BasqueBench

Paper

BasqueBench is a benchmark for evaluating language models in Basque tasks. This is, it evaluates the ability of a language model to understand and generate Basque text. BasqueBench offers a combination of pre-existing, open datasets and datasets developed exclusivelly for this benchmark. All the details of BasqueBench will be published in a paper soon.
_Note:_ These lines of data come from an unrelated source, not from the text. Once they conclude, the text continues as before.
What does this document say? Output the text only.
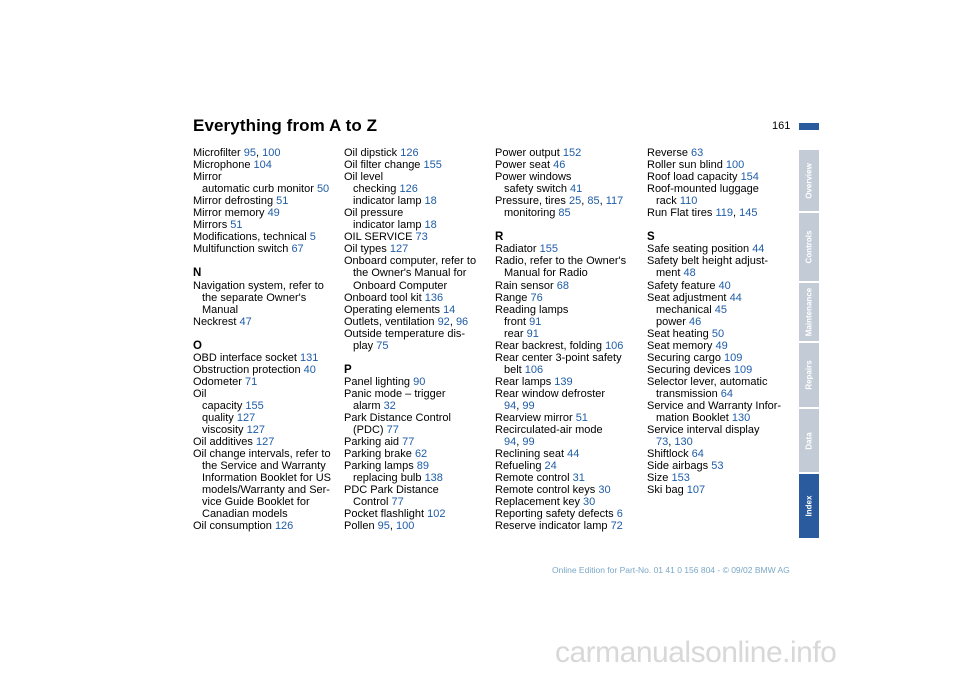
Everything from A to Z	161
Microfilter 95, 100
Microphone 104
Mirror
automatic curb monitor 50
Mirror defrosting 51
Mirror memory 49
Mirrors 51
Modifications, technical 5
Multifunction switch 67
N
Navigation system, refer to
the separate Owner's
Manual
Neckrest 47
O
OBD interface socket 131
Obstruction protection 40
Odometer 71
Oil
capacity 155
quality 127
viscosity 127
Oil additives 127
Oil change intervals, refer to
the Service and Warranty
Information Booklet for US
models/Warranty and Ser-
vice Guide Booklet for
Canadian models
Oil consumption 126
Oil dipstick 126
Oil filter change 155
Oil level
checking 126
indicator lamp 18
Oil pressure
indicator lamp 18
OIL SERVICE 73
Oil types 127
Onboard computer, refer to
the Owner's Manual for
Onboard Computer
Onboard tool kit 136
Operating elements 14
Outlets, ventilation 92, 96
Outside temperature dis-
play 75
P
Panel lighting 90
Panic mode – trigger
alarm 32
Park Distance Control
(PDC) 77
Parking aid 77
Parking brake 62
Parking lamps 89
replacing bulb 138
PDC Park Distance
Control 77
Pocket flashlight 102
Pollen 95, 100
Power output 152
Power seat 46
Power windows
safety switch 41
Pressure, tires 25, 85, 117
monitoring 85
R
Radiator 155
Radio, refer to the Owner's
Manual for Radio
Rain sensor 68
Range 76
Reading lamps
front 91
rear 91
Rear backrest, folding 106
Rear center 3-point safety
belt 106
Rear lamps 139
Rear window defroster
94, 99
Rearview mirror 51
Recirculated-air mode
94, 99
Reclining seat 44
Refueling 24
Remote control 31
Remote control keys 30
Replacement key 30
Reporting safety defects 6
Reserve indicator lamp 72
Reverse 63
Roller sun blind 100
Roof load capacity 154
Roof-mounted luggage
rack 110
Run Flat tires 119, 145
S
Safe seating position 44
Safety belt height adjust-
ment 48
Safety feature 40
Seat adjustment 44
mechanical 45
power 46
Seat heating 50
Seat memory 49
Securing cargo 109
Securing devices 109
Selector lever, automatic
transmission 64
Service and Warranty Infor-
mation Booklet 130
Service interval display
73, 130
Shiftlock 64
Side airbags 53
Size 153
Ski bag 107
Overview
Controls
Maintenance
Repairs
Data
Index
Online Edition for Part-No. 01 41 0 156 804 - © 09/02 BMW AG
carmanualsonline.info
The new evaluation datasets included in BasqueBench are:

Task	Category	Homepage
MGSM_eu	Math	https://huggingface.co/datasets/HiTZ/MGSM-eu
PIQA_eu	Question Answering	https://huggingface.co/datasets/HiTZ/PIQA-eu
WNLI_eu	Natural Language Inference	https://huggingface.co/datasets/HiTZ/wnli-eu
XCOPA_eu	Commonsense Reasoning	https://huggingface.co/datasets/HiTZ/XCOPA-eu

The datasets included in BasqueBench that have been made public in previous pubications are:

Task	Category	Paper title	Homepage
Belebele_eu	Reading Comprehension	The Belebele Benchmark: a Parallel Reading Comprehension Dataset in 122 Language Variants	https://huggingface.co/datasets/facebook/belebele
EusExams	Question Answering	Latxa: An Open Language Model and Evaluation Suite for Basque	https://huggingface.co/datasets/HiTZ/EusExams
EusProficiency	Question Answering	Latxa: An Open Language Model and Evaluation Suite for Basque	https://huggingface.co/datasets/HiTZ/EusProficiency
EusReading	Reading Comprehension	Latxa: An Open Language Model and Evaluation Suite for Basque	https://huggingface.co/datasets/HiTZ/EusReading
EusTrivia	Question Answering	Latxa: An Open Language Model and Evaluation Suite for Basque	https://huggingface.co/datasets/HiTZ/EusTrivia
FLORES_eu	Translation	No Language Left Behind: Scaling Human-Centered Machine Translation	https://huggingface.co/datasets/facebook/flores
QNLIeu	Natural Language Inference	BasqueGLUE: A Natural Language Understanding Benchmark for Basque	https://huggingface.co/datasets/orai-nlp/basqueGLUE
XNLIeu	Natural Language Inference	XNLIeu: a dataset for cross-lingual NLI in Basque	https://huggingface.co/datasets/HiTZ/xnli-eu
XStoryCloze_eu	Commonsense Reasoning	Few-shot Learning with Multilingual Generative Language Models	https://huggingface.co/datasets/juletxara/xstory_cloze

Citation

Paper for BasqueBench coming soon.

Groups and Tasks

Groups

basque_bench: All tasks included in BasqueBench.
flores_eu: All FLORES translation tasks from or to Basque.

Tasks

The following tasks evaluate tasks on BasqueBench dataset using various scoring methods.

belebele_eus_Latn
eus_exams_eu
eus_proficiency
eus_reading
eus_trivia
flores_eu
flores_eu-ca
flores_eu-de
flores_eu-en
flores_eu-es
flores_eu-fr
flores_eu-gl
flores_eu-it
flores_eu-pt
flores_ca-eu
flores_de-eu
flores_en-eu
flores_es-eu
flores_fr-eu
flores_gl-eu
flores_it-eu
flores_pt-eu
mgsm_direct_eu
mgsm_native_cot_eu
piqa_eu
qnlieu
wnli_eu
xcopa_eu
xnli_eu
xnli_eu_native
xstorycloze_eu

Some of these tasks are taken from benchmarks already available in LM Evaluation Harness. These are:

belebele_eus_Latn: Belebele Basque
qnlieu: From BasqueGLUE

Checklist

Is the task an existing benchmark in the literature?
- Have you referenced the original paper that introduced the task?
- If yes, does the original paper provide a reference implementation?
  - Yes, original implementation contributed by author of the benchmark

If other tasks on this dataset are already supported:

Is the "Main" variant of this task clearly denoted?
Have you provided a short sentence in a README on what each new variant adds / evaluates?
Have you noted which, if any, published evaluation setups are matched by this variant?